One of the great stories in British gardens is the story of the Lost garden of Heligan.  Which were obviously not called the lost gardens to begin with. The gardens were 'lost' since the outbreak of WW1. The brambles and bracken took over the Japanese Garden, the Sundial Garden and the Italian Garden until 30 years ago it was 'discovered' again.  When discovered it then became the biggest garden restoration project in Europe. And as a true unusual British garden, Heligan is home to Britain's only outside jungle.


Dewstow Garden were the brainchild of Henry Oakley a Director of Great Western Railway and a breeder of Shire horses. When he bought the Dewstow Estate in 1893 he had a vision that was quite unlike any other garden in Britain if not the world. Above ground the gardens are full of tropical plants, ponds, rock gardens and glasshouses but it was underground that he let his imagination run wild. With excavated caves and grottos that are truly wondrous. In the 1940s though the gardens we filled in but in 2000 the gardens were excavated and restored to recreate Squire Oakley's (as he was know locally) vision.


If you are looking for something else apart from gardens then a whole other world awaits at Portmeirion. The brainchild of Welsh architect Clough William-Ellis to create the perfect village has turned into an Italianesque dream. Sir Gordon remembers visiting as a child and was stuck with the other worldliness of the place. It certainly doesn't feel like Britain. The gardens have probably matured since Sir Gordon was last there but the Gwyllt, as the subtropical gardens are known, has some of Britain's largest Red Woods. Discover Monkey Puzzle Trees, secret gardens and a derelict castle as you stroll around thinking you are in The Prisoner. I am not a number.

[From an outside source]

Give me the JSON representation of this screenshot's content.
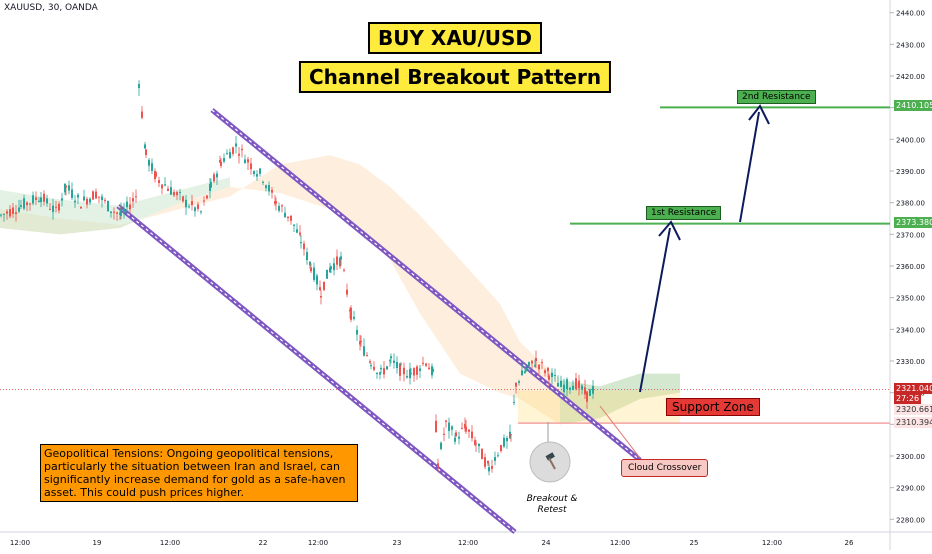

The modernist structure of the Barbican hides a beautiful hidden 'jungle' in a glass conservatory. There is an unusual feeling when strolling around the Barbican Conservatory. It almost feels as it you are walking around an armageddon scene from a movie where the plants have taken over the city. Originally opened in 1984 the Barbican Conservatory wraps around the Barbican Theatre Fly Tower. Modernism softened by ancient ferns really is a wonderful sight to behold.


Staying with London and as a nod to pubs being allowed to be open again. We present the The Churchill Arms in Kensington. A pub that is the hanging gardens of Bar-bylon. During the summer months the whole facade is covered in blooming flowers and in the winter it is full of Christmas trees. It really is an amazing site and quite possibly wins title for most unusual British garden plus they do a rather fine pint too. We believe they will be open in May 2021 so you can quench your thirst then.